Our grouchy, beloved uncle
For the red half of Manchester, it feels a little like losing a wise old uncle. Or rather, an angry, red-nosed, wise old uncle with a stopwatch obsession. He navigated the commercialization and globalization of the game, keeping the Reds on top even when outspent by historically challenged, cash-rich upstarts like Chelsea and Manchester City.
For a fan like me, he was the last connection to the days when I first fell in love with United as a very small boy. My father would take me to Old Trafford once a month, before the Premier League even existed. I can still remember my first match - a tedious scoreless draw with Sheffield Wednesday. The most impressive thing was the way a man in the row in front allowed his young son to continually abuse defender Mike Duxbury with cries of “Duxbury, you wanker!” I would have found myself in big trouble for using language like that.
The game was like that in those days. Frankly, United weren’t very good; there were even those who wanted Fergie kicked out. And there was always that whiff of aggression. Leaving the stadium after away games, my Dad would say things like, “Hide your red scarf, son,” or “Don’t look at those lads over there.” This was the tail-end of the infamous hooligan era.
This is all a world away from today’s Premier League. The fans are noticeably of a different social class. And they come from places like London, and even Canada or Hong Kong. Clearly, poor Mike Duxbury was born at the wrong time. He now works as a school sports teacher; had he been 10 or 15 years younger, he’d be a millionaire today. I have no idea why it took so long for television and marketing people to realize that the world’s favorite sport would make for a great cash cow and great corporate entertainment. It took an Australian, Rupert Murdoch, to show them the way by using it as a means of selling satellite television subscriptions. United games used to just come free, via the BBC.

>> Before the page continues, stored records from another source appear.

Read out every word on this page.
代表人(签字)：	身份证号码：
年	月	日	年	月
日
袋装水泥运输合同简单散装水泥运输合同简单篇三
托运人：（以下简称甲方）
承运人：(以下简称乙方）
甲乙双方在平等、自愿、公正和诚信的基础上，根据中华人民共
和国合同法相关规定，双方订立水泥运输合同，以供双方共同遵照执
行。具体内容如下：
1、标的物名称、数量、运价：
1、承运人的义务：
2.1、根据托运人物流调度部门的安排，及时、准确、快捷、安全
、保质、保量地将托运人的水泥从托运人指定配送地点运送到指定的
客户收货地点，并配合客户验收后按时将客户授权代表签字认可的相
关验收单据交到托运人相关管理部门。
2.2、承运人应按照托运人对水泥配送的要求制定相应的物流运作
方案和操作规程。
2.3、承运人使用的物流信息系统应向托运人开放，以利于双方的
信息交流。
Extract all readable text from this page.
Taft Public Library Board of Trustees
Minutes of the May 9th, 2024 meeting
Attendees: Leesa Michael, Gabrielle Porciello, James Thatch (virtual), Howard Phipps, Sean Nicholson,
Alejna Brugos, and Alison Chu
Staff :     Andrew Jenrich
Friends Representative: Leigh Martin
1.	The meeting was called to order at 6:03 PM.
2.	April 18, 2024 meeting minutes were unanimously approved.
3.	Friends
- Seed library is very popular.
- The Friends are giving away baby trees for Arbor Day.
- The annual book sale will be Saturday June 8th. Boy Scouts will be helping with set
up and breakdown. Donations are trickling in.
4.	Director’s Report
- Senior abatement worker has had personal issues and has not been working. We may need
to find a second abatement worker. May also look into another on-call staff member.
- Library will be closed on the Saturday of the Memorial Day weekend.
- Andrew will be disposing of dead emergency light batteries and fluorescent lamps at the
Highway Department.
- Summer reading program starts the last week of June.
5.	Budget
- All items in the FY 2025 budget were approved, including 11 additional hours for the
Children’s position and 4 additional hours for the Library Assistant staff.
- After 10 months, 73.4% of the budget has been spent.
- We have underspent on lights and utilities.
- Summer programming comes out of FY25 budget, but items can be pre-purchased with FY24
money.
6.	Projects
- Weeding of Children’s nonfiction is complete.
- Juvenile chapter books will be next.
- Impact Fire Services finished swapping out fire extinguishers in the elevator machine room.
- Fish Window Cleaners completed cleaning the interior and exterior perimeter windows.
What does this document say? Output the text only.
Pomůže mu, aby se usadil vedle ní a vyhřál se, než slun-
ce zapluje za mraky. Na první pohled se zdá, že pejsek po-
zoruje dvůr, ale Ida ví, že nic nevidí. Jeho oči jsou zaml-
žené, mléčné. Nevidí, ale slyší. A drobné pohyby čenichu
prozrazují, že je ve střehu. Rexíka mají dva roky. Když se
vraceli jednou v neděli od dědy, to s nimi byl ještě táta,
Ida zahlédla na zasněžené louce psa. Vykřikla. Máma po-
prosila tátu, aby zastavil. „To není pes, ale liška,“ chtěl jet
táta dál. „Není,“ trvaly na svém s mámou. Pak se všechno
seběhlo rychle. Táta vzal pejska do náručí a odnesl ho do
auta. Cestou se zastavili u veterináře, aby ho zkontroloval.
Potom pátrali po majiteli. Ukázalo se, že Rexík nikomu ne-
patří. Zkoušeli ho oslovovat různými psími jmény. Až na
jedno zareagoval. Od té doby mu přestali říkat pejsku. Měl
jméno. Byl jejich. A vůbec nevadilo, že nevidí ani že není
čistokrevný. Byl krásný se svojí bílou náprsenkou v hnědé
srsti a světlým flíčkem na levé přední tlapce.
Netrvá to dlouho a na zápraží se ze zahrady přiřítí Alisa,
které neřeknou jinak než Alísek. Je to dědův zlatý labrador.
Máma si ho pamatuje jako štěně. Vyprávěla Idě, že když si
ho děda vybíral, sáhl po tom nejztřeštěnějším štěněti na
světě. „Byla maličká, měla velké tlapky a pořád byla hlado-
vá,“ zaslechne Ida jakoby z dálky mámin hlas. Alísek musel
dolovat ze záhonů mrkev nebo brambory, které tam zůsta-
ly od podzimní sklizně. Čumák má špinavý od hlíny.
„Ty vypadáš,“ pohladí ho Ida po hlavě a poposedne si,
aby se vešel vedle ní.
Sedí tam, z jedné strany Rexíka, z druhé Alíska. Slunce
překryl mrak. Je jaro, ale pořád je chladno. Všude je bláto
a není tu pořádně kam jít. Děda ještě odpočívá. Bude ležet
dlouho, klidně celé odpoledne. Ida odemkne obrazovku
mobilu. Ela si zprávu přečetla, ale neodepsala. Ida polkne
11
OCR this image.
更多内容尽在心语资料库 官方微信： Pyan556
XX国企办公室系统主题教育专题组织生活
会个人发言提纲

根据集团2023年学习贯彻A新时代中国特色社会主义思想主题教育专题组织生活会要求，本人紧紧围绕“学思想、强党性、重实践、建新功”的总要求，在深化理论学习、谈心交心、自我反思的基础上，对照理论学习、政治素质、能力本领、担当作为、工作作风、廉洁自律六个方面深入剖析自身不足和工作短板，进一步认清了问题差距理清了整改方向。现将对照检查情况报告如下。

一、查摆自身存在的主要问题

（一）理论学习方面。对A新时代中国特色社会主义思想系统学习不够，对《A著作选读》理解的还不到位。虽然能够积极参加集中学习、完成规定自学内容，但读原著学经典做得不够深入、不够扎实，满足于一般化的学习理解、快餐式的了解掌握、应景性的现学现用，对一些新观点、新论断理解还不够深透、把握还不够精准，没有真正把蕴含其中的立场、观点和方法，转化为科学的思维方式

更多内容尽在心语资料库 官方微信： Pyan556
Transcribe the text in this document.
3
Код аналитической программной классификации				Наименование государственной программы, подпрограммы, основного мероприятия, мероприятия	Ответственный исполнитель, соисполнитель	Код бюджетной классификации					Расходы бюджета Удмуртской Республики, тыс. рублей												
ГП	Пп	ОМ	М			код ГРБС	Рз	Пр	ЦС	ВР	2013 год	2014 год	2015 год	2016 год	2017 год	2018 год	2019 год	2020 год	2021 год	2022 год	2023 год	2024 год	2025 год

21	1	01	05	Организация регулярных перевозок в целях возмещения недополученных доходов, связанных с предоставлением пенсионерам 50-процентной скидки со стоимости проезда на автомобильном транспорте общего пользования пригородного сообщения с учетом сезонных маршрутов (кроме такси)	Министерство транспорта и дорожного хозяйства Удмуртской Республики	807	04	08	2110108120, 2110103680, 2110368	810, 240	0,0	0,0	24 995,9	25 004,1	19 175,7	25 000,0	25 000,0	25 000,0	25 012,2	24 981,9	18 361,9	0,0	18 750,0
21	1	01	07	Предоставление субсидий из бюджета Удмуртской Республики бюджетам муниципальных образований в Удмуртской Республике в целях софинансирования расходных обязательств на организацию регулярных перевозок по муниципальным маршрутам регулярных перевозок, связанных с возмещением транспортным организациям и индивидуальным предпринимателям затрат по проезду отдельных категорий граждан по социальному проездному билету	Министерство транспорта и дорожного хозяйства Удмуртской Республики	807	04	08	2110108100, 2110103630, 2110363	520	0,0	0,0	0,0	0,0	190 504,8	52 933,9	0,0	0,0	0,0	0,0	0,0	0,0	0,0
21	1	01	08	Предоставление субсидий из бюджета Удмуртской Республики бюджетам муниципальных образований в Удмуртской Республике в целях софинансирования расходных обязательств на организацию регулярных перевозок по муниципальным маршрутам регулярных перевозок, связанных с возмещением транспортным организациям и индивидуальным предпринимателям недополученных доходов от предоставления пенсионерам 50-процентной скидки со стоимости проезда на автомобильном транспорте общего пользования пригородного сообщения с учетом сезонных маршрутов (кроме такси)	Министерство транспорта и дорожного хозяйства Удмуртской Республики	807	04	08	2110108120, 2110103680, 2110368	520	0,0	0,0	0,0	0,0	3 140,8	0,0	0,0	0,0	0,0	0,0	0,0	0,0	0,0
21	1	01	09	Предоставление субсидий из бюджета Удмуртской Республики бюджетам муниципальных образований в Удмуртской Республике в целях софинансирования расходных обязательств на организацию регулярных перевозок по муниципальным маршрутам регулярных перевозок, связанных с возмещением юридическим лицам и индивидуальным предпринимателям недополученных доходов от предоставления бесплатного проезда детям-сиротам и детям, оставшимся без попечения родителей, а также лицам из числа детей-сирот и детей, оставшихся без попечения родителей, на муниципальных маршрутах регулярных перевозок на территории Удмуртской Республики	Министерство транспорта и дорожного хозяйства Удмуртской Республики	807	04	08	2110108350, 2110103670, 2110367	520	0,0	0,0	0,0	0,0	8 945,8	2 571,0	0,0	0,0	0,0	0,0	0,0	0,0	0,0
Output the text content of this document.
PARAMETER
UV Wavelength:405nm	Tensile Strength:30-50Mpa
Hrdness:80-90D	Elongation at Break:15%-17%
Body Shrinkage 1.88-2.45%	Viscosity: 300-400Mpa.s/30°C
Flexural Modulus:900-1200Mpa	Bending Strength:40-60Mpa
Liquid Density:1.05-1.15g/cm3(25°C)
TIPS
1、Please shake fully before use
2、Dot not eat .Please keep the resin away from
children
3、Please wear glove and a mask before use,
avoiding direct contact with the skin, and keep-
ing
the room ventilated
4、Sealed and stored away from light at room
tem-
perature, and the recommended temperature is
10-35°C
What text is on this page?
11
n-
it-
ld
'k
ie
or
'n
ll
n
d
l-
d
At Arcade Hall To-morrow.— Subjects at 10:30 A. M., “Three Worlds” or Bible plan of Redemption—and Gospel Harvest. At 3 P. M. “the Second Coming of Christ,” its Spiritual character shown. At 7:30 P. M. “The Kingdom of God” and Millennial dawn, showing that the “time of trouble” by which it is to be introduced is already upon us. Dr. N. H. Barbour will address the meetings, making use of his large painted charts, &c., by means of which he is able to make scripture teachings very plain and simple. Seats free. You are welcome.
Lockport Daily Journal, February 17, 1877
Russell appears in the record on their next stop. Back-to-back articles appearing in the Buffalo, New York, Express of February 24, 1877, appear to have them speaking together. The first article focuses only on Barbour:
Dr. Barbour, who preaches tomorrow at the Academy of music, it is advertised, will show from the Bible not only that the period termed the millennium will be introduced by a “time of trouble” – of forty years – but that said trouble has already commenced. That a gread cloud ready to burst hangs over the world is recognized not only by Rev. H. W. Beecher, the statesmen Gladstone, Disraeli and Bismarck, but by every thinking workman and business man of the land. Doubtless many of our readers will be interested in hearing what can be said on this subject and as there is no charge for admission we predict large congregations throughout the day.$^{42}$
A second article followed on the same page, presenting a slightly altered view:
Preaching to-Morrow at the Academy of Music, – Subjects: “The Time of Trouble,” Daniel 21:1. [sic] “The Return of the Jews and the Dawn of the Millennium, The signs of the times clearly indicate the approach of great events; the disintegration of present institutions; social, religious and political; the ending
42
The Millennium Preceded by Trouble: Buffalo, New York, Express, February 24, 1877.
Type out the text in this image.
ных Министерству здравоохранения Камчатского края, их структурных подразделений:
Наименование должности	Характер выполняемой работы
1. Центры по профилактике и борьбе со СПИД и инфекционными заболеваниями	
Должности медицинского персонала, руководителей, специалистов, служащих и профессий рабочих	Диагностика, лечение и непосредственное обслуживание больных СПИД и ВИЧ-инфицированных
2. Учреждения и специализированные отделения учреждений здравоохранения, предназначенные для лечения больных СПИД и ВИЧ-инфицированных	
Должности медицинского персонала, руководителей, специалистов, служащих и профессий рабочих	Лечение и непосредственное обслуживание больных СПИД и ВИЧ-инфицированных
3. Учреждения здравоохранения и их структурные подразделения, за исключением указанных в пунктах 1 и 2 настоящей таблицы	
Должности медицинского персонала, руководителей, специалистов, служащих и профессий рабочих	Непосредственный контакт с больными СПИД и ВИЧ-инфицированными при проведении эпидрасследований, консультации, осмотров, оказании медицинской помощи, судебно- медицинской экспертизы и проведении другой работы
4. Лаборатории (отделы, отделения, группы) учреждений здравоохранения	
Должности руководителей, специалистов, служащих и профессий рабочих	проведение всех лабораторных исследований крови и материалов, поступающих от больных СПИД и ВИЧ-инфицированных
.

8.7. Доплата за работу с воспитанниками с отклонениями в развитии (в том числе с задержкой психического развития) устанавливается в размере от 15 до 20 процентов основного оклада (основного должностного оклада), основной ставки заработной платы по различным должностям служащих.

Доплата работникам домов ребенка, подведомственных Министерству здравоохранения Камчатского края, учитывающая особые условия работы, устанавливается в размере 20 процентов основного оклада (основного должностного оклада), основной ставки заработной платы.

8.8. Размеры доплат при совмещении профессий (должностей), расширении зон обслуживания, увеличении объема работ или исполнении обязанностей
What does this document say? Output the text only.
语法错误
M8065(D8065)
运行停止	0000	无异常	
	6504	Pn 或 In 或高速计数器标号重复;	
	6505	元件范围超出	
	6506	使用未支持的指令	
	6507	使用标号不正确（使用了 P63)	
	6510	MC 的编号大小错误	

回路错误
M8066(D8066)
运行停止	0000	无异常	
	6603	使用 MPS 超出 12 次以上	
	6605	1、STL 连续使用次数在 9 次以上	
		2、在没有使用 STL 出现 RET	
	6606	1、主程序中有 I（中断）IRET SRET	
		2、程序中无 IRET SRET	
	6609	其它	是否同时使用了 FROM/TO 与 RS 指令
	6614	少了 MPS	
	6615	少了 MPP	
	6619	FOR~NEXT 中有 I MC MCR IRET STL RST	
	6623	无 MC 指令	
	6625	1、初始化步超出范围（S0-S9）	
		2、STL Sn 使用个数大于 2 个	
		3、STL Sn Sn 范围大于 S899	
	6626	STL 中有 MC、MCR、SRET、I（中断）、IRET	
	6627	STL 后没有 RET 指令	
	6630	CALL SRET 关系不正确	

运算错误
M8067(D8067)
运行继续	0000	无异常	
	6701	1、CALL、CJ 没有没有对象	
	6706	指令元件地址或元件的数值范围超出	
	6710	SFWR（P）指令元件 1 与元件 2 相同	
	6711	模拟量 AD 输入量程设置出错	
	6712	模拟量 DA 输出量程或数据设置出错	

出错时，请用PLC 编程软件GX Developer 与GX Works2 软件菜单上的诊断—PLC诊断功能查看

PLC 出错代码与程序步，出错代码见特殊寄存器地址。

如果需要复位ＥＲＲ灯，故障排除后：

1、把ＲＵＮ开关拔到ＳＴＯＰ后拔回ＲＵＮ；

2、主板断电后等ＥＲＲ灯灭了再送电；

I’m glad I caught the end of the old era though, because I do hate the way the Premier League has gone. That’s why I’ll always have such strong memories of Alex Ferguson. Though Fergie enjoyed the benefits of commercialization as much as anyone else, he was the last of the old-school managers. You could see that in the way he would (rather unreasonably) yell at anyone who dared disagree with him.
There is a video of Fergie on YouTube showing him scoring a goal as a player for Scottish team Ayr United back in 1973. The opposing defenders cried offside, but the referee let the goal stand. Fergie began celebrating with his teammates. Suddenly, he realized something - he couldn’t let the other guys get the last word. He ran over to them, shouting and swearing and waving two fingers in their direction (in America, it’s one middle finger, but in the U.K., it’s the middle and the index finger in a “V” shape). His point made, he then rejoined his teammates to finish the celebration.
The game is just too polished now. Players and managers are so carefully media-managed that there seems to be no character to them. Post-match interviews are full of polite cliche, and the top stars cannot speak out of turn for fear of irritating their deep-pocketed sponsors.
They aren’t complaining, of course; there are not many ways in which a 20-something can become rich doing something he loves.
But for old-school fans now living in a world of shocking ticket prices and club owners who are either vultures or billionaire hobbyists (United has the former), the game has lost a lot of its romance.
The last time I went to Old Trafford, I took a Korean friend with me. I thought it would be a good experience for her. But I had to turn to the black market, paying the equivalent of 200,000 won ($180) for our tickets. And the stadium was pretty quiet - most people there didn’t seem to know any of the songs. Replica shirts in the shop cost about 100,000 won. I didn’t buy any.
But Fergie was there, jumping up out of his dug-out, screaming at Everton manager David Moyes, his newly anointed successor (a good choice, since Moyes is the nearest thing to a Fergie in British football today).
He screamed at the referee as well, of course, and even his own players. In spite of everything, our grouchy, beloved uncle was still with us.
* The author is Seoul correspondent for The Economist.